Queenstown residents appear to have listened to director general of health Ashley Bloomfield and are doing their bit in the fight against Covid-19, with long lines at a pop-up testing location outside Frankton Pak'nSave this morning.
The pop-up testing site was set up in the car park and is set to run until 5pm.
It was opened earlier than 9am due to long lines and as of about 9.15am there were vehicle and pedestrian queues full of people waiting to get swabbed.
The pop-up testing site was set-up to reassure health authorities there is no community transmission in the town after a visit in early July from a South Korean man who later tested positive for Covid-19 after flying back home.
Bloomfield yesterday shared a video urging Queenstown residents to do their bit and get a Covid-19 test, as authorities try to rule out the possibility of undetected community transmission in the town.
Bloomfield shared the video yesterday after it was earlier revealed by the Ministry of Health there were two new Covid-19 cases in managed isolation.
"I'm strongly encouraging you, if you have symptoms, or even if you don't have symptoms, to go to the Pak'nSave ... to have a test.
"Please do your bit, go and get a swab [today]," Bloomfield said in the video.
Organisers of the pop-up testing and Queenstown Mayor Jim Boult also urged people to get tested.

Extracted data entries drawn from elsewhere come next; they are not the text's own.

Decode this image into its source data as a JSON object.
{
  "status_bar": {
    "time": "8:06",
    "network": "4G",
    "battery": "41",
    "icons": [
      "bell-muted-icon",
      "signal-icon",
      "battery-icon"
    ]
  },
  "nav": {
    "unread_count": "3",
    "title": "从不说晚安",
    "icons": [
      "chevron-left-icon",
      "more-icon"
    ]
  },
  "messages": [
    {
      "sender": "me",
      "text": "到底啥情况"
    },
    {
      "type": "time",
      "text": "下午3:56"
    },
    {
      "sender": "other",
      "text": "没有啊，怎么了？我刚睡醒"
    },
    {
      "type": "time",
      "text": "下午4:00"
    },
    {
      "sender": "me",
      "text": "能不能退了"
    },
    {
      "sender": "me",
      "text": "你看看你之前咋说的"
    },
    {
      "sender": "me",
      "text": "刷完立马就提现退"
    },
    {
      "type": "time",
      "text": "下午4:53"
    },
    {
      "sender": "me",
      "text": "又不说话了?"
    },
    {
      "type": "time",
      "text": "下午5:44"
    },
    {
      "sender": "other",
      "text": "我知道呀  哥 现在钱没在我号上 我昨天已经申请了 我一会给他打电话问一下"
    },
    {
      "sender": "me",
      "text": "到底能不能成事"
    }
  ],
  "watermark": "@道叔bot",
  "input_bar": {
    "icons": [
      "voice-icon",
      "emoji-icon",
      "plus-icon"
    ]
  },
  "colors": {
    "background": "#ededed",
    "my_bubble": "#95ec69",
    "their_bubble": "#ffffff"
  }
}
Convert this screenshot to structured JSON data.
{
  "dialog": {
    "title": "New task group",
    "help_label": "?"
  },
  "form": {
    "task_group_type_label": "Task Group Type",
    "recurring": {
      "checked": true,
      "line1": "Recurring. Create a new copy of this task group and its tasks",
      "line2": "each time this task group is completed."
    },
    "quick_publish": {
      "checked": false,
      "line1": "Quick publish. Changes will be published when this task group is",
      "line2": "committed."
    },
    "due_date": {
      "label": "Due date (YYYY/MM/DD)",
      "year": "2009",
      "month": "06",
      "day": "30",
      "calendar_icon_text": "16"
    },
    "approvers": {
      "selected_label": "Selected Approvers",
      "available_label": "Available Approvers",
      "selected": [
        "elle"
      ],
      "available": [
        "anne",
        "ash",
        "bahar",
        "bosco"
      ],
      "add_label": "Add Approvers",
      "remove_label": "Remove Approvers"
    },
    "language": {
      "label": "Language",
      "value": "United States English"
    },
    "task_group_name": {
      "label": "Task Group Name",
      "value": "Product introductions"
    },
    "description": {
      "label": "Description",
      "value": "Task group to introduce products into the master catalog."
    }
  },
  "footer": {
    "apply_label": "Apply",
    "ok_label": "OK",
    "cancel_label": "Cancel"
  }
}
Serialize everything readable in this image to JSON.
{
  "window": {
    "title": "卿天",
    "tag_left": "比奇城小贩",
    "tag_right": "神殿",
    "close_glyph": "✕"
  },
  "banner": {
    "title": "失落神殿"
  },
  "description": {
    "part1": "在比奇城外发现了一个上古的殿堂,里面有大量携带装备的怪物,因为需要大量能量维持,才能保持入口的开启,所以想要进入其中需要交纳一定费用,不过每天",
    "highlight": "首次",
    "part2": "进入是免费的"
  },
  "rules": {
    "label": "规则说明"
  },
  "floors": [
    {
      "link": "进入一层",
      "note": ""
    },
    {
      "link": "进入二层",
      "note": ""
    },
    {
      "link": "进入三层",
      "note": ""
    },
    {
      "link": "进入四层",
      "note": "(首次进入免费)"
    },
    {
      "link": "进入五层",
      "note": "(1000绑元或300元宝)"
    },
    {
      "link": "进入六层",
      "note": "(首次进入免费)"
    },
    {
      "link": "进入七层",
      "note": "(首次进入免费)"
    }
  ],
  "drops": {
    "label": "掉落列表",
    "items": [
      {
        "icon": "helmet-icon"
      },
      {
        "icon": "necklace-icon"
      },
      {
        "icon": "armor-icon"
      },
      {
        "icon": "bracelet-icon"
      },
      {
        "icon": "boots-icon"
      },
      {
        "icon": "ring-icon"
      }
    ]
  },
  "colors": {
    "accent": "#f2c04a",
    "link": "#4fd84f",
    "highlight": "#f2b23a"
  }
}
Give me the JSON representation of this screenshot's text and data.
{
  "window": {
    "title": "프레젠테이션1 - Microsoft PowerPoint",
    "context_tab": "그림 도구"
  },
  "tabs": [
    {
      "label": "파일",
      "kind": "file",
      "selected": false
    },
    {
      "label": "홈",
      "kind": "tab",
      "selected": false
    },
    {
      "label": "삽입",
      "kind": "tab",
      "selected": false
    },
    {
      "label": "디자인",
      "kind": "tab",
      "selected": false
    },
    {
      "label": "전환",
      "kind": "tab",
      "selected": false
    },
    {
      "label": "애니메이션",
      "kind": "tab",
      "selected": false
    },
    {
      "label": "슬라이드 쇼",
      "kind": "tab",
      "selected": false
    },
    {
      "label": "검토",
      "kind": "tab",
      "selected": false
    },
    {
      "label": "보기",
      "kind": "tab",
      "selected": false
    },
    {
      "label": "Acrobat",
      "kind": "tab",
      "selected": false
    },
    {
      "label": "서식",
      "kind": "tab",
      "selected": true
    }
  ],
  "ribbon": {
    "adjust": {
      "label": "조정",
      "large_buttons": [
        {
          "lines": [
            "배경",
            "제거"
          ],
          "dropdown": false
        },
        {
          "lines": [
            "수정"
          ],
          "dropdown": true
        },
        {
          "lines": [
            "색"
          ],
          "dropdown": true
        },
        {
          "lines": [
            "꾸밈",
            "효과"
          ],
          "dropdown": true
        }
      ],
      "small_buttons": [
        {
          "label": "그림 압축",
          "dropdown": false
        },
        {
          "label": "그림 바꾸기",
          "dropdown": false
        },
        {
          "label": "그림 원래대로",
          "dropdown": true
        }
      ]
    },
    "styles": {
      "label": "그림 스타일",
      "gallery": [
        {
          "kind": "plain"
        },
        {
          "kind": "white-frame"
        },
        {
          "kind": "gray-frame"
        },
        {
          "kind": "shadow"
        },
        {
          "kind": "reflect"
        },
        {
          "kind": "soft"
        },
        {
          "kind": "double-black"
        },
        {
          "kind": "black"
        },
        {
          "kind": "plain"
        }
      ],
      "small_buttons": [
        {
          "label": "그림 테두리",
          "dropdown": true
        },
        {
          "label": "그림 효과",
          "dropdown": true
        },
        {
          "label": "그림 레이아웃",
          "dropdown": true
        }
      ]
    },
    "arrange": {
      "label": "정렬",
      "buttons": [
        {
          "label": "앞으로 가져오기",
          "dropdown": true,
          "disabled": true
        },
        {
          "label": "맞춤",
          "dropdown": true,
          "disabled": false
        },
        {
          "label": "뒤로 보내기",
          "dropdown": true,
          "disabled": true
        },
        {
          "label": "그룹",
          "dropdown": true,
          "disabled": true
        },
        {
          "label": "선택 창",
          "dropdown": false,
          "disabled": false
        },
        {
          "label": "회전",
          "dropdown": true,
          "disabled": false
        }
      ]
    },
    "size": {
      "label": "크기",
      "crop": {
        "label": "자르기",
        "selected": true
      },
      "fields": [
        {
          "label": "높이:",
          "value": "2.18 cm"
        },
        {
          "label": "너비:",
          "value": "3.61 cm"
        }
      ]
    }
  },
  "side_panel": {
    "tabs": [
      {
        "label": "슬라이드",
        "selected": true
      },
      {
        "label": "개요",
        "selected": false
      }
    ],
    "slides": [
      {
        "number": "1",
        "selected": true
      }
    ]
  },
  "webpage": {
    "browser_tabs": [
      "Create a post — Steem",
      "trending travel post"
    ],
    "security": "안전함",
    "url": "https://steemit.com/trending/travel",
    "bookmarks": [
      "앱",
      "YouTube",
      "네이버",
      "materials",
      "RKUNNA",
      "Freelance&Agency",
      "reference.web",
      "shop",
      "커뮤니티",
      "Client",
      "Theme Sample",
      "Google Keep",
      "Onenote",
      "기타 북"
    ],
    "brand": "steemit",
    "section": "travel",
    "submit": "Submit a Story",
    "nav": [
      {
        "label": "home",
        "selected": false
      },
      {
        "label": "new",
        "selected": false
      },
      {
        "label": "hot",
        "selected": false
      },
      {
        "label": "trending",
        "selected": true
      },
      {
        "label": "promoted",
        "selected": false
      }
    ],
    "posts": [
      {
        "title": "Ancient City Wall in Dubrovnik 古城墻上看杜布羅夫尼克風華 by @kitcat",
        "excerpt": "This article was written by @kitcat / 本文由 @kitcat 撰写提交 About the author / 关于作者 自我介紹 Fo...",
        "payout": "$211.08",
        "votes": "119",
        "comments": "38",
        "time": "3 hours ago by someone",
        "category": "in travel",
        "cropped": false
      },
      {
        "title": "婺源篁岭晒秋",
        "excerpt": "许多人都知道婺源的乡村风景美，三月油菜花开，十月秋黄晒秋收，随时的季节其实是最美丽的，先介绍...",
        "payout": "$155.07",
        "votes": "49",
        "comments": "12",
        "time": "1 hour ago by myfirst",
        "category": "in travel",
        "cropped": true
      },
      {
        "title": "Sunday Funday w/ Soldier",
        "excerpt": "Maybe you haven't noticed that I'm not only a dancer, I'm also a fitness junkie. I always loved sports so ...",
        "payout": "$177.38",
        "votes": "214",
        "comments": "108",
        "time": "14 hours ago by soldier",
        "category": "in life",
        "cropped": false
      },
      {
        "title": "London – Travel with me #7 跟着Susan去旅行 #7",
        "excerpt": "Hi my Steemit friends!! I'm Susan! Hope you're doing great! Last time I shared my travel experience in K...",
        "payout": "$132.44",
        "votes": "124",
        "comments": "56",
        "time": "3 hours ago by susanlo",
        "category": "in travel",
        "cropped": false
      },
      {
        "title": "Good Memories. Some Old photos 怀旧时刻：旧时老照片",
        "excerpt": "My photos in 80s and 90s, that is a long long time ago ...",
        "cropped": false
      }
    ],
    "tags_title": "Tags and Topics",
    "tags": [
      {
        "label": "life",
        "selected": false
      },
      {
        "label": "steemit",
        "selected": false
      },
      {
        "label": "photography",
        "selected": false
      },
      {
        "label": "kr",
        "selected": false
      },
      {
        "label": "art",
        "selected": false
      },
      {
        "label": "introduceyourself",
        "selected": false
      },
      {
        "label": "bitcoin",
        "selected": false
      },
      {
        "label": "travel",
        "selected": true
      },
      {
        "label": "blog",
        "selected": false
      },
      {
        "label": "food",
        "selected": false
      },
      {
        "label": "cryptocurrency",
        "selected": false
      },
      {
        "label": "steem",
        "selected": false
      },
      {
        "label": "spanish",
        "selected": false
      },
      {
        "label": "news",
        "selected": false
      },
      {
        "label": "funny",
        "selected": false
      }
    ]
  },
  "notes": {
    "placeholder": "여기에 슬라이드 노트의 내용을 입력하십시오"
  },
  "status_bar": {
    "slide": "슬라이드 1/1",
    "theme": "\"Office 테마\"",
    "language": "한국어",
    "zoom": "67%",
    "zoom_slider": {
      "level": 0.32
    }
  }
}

WellSouth chief executive Andrew Swanson-Dobbs said it aimed to get 300 people there and anybody could get a test.
"We hope there are no more people in the community with Covid — we want to prove that the town is Covid-free."
The blitz comes after a man who stayed in Queenstown from July 1 to July 4 later tested positive for Covid-19.
Boult asked employers to encourage their staff to get tested and allow employees time off to do so, RNZ reported.
A WellSouth spokeswoman said 250 Covid-19 swabs were taken in the Southern district on Friday.
Far fewer tests were carried out at the weekend - 58 on Saturday and 31 on Sunday.
By mid-afternoon yesterday, 126 swabs had been taken.